Hal ini dimungkinkan karena hasil pengiriman data dari tingkat fasyankes langsung disimpan dan diproses secara near real time. Dengan adanya satu sumur data tersebut, masing-masing tingkatan (fasyankes / kabupaten / provinsi / pusat) dapat mengakses data yang telah dikirimkan oleh fasyankes secara detail dan akurat, bahkan sampai ke medical record pasien.
Sindarta mengatakan, dengan arahan dari tim AIHSP, yaitu John Leigh dan Lea Suganda, juga expertise dr Iwan Ariawan dari PT Reconstra Integra Utama dalam hal kesehatan masyarakat, maka tim di lapangan dapat bekerja lebih optimal.
Menurut Sindarta, platform Synchro sebagai penyelaras alat bantu data sinkronisasi, dapat memberikan solusi untuk mengatasi masalah konsolidasi, distribusi dan integrasi data yang dihadapi dunia kesehatan terutama di Indonesia.
“Dengan platform Synchro, kami membantu membangun sistem yang dinamakan SISHIS. Ini merupakan sistem surveilans berbasis fasilitas pelayanan kesehatan dan komunitas, untuk mendapatkan data dan informasinya,” tuturnya.
“SISHIS menitikberatkan pada integrasi data dan analisis di tingkat kabupaten, membangun data yang interoperable, serta menyederhanakan proses dan meningkatkan kualitas data, sehingga setiap fasyankes akan terbantu dengan pengumpulan dan pemrosesan data yang dapat dilakukan setiap hari, yang hasil analisanya dapat diakses dalam bentuk gambar maupun table, menggunakan popular messaging media seperti Telegram,” tambah Sindarta.

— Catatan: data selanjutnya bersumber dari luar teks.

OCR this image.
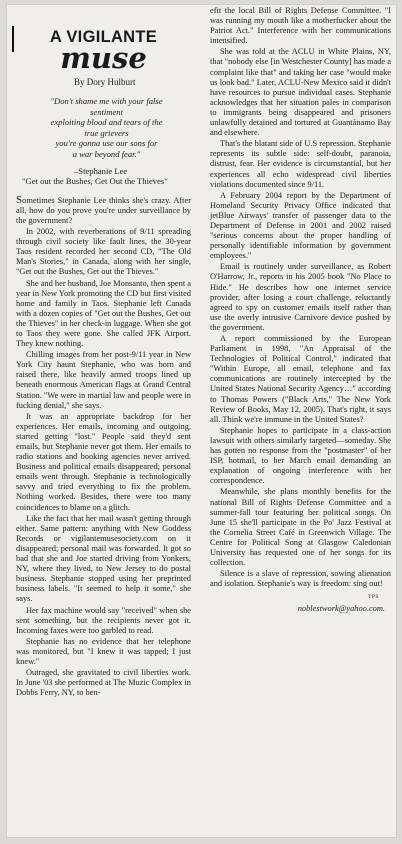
A VIGILANTE
muse
By Dory Hulburt
"Don't shame me with your false
sentiment
exploiting blood and tears of the
true grievers
you're gonna use our sons for
a war beyond fear."
–Stephanie Lee
"Get out the Bushes, Get Out the Thieves"

Sometimes Stephanie Lee thinks she's crazy. After all, how do you prove you're under surveillance by the government?

In 2002, with reverberations of 9/11 spreading through civil society like fault lines, the 30-year Taos resident recorded her second CD, "The Old Man's Stories," in Canada, along with her single, "Get out the Bushes, Get out the Thieves."

She and her husband, Joe Monsanto, then spent a year in New York promoting the CD but first visited home and family in Taos. Stephanie left Canada with a dozen copies of "Get out the Bushes, Get out the Thieves" in her check-in luggage. When she got to Taos they were gone. She called JFK Airport. They knew nothing.

Chilling images from her post-9/11 year in New York City haunt Stephanie, who was born and raised there, like heavily armed troops lined up beneath enormous American flags at Grand Central Station. "We were in martial law and people were in fucking denial," she says.

It was an appropriate backdrop for her experiences. Her emails, incoming and outgoing, started getting "lost." People said they'd sent emails, but Stephanie never got them. Her emails to radio stations and booking agencies never arrived. Business and political emails disappeared; personal emails went through. Stephanie is technologically savvy and tried everything to fix the problem. Nothing worked. Besides, there were too many coincidences to blame on a glitch.

Like the fact that her mail wasn't getting through either. Same pattern: anything with New Goddess Records or vigilantemusesociety.com on it disappeared; personal mail was forwarded. It got so bad that she and Joe started driving from Yonkers, NY, where they lived, to New Jersey to do postal business. Stephanie stopped using her preprinted business labels. "It seemed to help it some," she says.

Her fax machine would say "received" when she sent something, but the recipients never got it. Incoming faxes were too garbled to read.

Stephanie has no evidence that her telephone was monitored, but "I knew it was tapped; I just knew."

Outraged, she gravitated to civil liberties work. In June '03 she performed at The Muzic Complex in Dobbs Ferry, NY, to ben-

efit the local Bill of Rights Defense Committee. "I was running my mouth like a motherfucker about the Patriot Act." Interference with her communications intensified.

She was told at the ACLU in White Plains, NY, that "nobody else [in Westchester County] has made a complaint like that" and taking her case "would make us look bad." Later, ACLU-New Mexico said it didn't have resources to pursue individual cases. Stephanie acknowledges that her situation pales in comparison to immigrants being disappeared and prisoners unlawfully detained and tortured at Guantánamo Bay and elsewhere.

That's the blatant side of U.S repression. Stephanie represents its subtle side: self-doubt, paranoia, distrust, fear. Her evidence is circumstantial, but her experiences all echo widespread civil liberties violations documented since 9/11.

A February 2004 report by the Department of Homeland Security Privacy Office indicated that jetBlue Airways' transfer of passenger data to the Department of Defense in 2001 and 2002 raised "serious concerns about the proper handling of personally identifiable information by government employees."

Email is routinely under surveillance, as Robert O'Harrow, Jr., reports in his 2005 book "No Place to Hide." He describes how one internet service provider, after losing a court challenge, reluctantly agreed to spy on customer emails itself rather than use the overly intrusive Carnivore device pushed by the government.

A report commissioned by the European Parliament in 1998, "An Appraisal of the Technologies of Political Control," indicated that "Within Europe, all email, telephone and fax communications are routinely intercepted by the United States National Security Agency…" according to Thomas Powers ("Black Arts," The New York Review of Books, May 12, 2005). That's right, it says all. Think we're immune in the United States?

Stephanie hopes to participate in a class-action lawsuit with others similarly targeted—someday. She has gotten no response from the "postmaster" of her ISP, hotmail, to her March email demanding an explanation of ongoing interference with her correspondence.

Meanwhile, she plans monthly benefits for the national Bill of Rights Defense Committee and a summer-fall tour featuring her political songs. On June 15 she'll participate in the Po' Jazz Festival at the Cornelia Street Café in Greenwich Village. The Centre for Political Song at Glasgow Caledonian University has requested one of her songs for its collection.

Silence is a slave of repression, sowing alienation and isolation. Stephanie's way is freedom: sing out!

TPS
noblestwork@yahoo.com.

SISHIS dapat menarik, mengolah data yang terdiri dari berbagai macam bentuk menjadi satu format data yang terintegrasi.
“Saat ini di Indonesia terdapat ratusan aplikasi sebagai upaya bertahun-tahun untuk menciptakan sistem informasi yang handal dan efektif. Maka dari itu, kami bersama membangun SISHIS tanpa memerlukan aplikasi tambahan ataupun mengubah sistem yang telah ada sebelumnya, dengan pengoperasian yang sederhana sehingga tentunya membantu memudahkan petugas fasyankes dalam menyediakan data ke pusat,” katanya.
Ia menjelaskan, platform Synchro dibuat untuk mengurai kompleksitas data yang dimiliki oleh berbagai pengguna dan pengelola data. Platform Synchro dapat diumpamakan sebagai “ojek data” yang dapat mengantarkan data dari berbagai bentuk platform dan gawai ke berbagai tujuan seperti gudang data.

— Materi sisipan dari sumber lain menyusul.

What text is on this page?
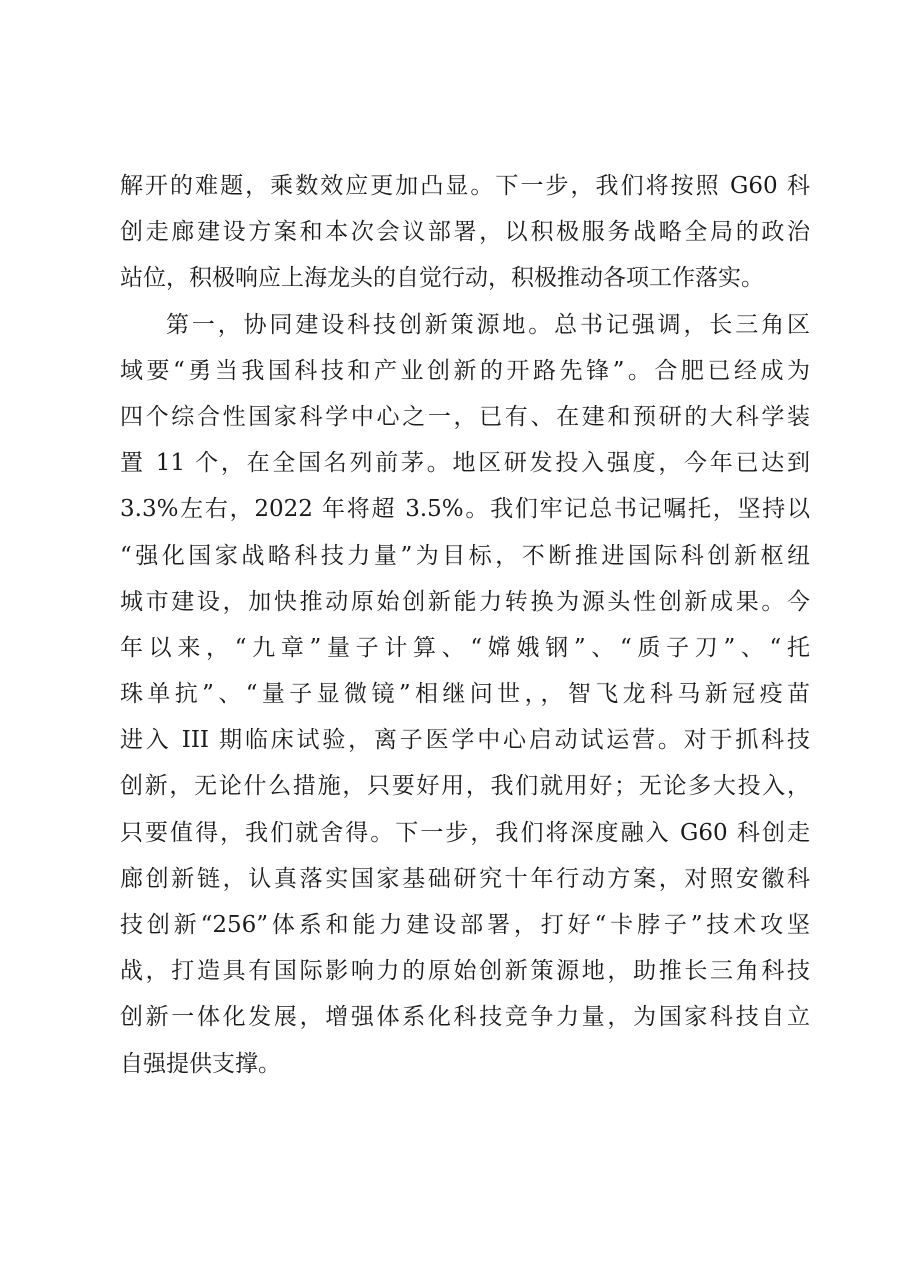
解开的难题，乘数效应更加凸显。下一步，我们将按照 G60 科
创走廊建设方案和本次会议部署，以积极服务战略全局的政治
站位，积极响应上海龙头的自觉行动，积极推动各项工作落实。
第一，协同建设科技创新策源地。总书记强调，长三角区
域要“勇当我国科技和产业创新的开路先锋”。合肥已经成为
四个综合性国家科学中心之一，已有、在建和预研的大科学装
置 11 个，在全国名列前茅。地区研发投入强度，今年已达到
3.3%左右，2022 年将超 3.5%。我们牢记总书记嘱托，坚持以
“强化国家战略科技力量”为目标，不断推进国际科创新枢纽
城市建设，加快推动原始创新能力转换为源头性创新成果。今
年以来，“九章”量子计算、“嫦娥钢”、“质子刀”、“托
珠单抗”、“量子显微镜”相继问世，，智飞龙科马新冠疫苗
进入 III 期临床试验，离子医学中心启动试运营。对于抓科技
创新，无论什么措施，只要好用，我们就用好；无论多大投入，
只要值得，我们就舍得。下一步，我们将深度融入 G60 科创走
廊创新链，认真落实国家基础研究十年行动方案，对照安徽科
技创新“256”体系和能力建设部署，打好“卡脖子”技术攻坚
战，打造具有国际影响力的原始创新策源地，助推长三角科技
创新一体化发展，增强体系化科技竞争力量，为国家科技自立
自强提供支撑。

Foto bersama seluruh elemen terkait.
Platform itu juga dapat digunakan untuk analisis data, dapat pula disimpan di komputasi awan maupun on premise. Data yang dikonsolidasikan dapat bersumber dari berbagai sistem operasi dan data berkapasitas besar.

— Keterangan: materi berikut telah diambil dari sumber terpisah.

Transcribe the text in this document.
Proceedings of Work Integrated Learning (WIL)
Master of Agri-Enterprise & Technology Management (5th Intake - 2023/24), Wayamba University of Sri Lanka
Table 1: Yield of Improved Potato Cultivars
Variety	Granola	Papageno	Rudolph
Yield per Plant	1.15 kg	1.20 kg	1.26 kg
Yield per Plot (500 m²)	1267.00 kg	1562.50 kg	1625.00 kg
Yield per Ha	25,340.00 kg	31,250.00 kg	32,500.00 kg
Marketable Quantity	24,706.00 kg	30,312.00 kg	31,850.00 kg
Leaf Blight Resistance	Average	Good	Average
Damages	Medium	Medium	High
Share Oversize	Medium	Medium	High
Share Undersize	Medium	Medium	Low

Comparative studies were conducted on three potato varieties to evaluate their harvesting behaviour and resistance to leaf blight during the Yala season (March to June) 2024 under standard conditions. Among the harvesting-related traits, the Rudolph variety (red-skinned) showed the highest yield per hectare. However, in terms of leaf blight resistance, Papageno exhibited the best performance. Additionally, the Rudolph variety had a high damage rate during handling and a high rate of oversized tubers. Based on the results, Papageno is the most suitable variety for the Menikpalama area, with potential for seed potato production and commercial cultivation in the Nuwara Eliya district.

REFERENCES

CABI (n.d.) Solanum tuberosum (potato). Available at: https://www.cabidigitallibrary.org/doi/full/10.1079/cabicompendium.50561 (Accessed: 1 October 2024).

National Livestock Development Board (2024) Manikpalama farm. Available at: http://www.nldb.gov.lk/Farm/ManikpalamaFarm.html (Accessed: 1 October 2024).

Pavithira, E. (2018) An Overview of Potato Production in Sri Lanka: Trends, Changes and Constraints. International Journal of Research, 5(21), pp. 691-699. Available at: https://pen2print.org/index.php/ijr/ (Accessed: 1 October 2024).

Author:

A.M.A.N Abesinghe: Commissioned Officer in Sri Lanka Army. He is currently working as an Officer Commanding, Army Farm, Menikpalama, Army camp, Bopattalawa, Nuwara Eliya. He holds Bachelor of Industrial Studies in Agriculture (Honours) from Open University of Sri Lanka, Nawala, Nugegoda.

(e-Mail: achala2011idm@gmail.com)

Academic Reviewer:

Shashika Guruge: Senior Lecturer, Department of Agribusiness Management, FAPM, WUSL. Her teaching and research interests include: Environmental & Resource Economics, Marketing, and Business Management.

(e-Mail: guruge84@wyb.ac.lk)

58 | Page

Indonesia sebagai negara kepulauan, menghadapi kendala dalam hal pengumpulan dan analisa data dari tingkat bawah sampai ke pusat. Kendala tersebut diakibatkan oleh beberapa hal, antara lain dari beranekaragamnya format data dan aplikasi di setiap fasyankes, pengumpulan data yang tidak tepat waktu, tidak up to date, infrastruktur (komputer dan akses internet) yang tidak merata di setiap fasyankes, kemudian juga kondisi geografis alam yang menyebabkan terhambatnya transportasi dan komunikasi.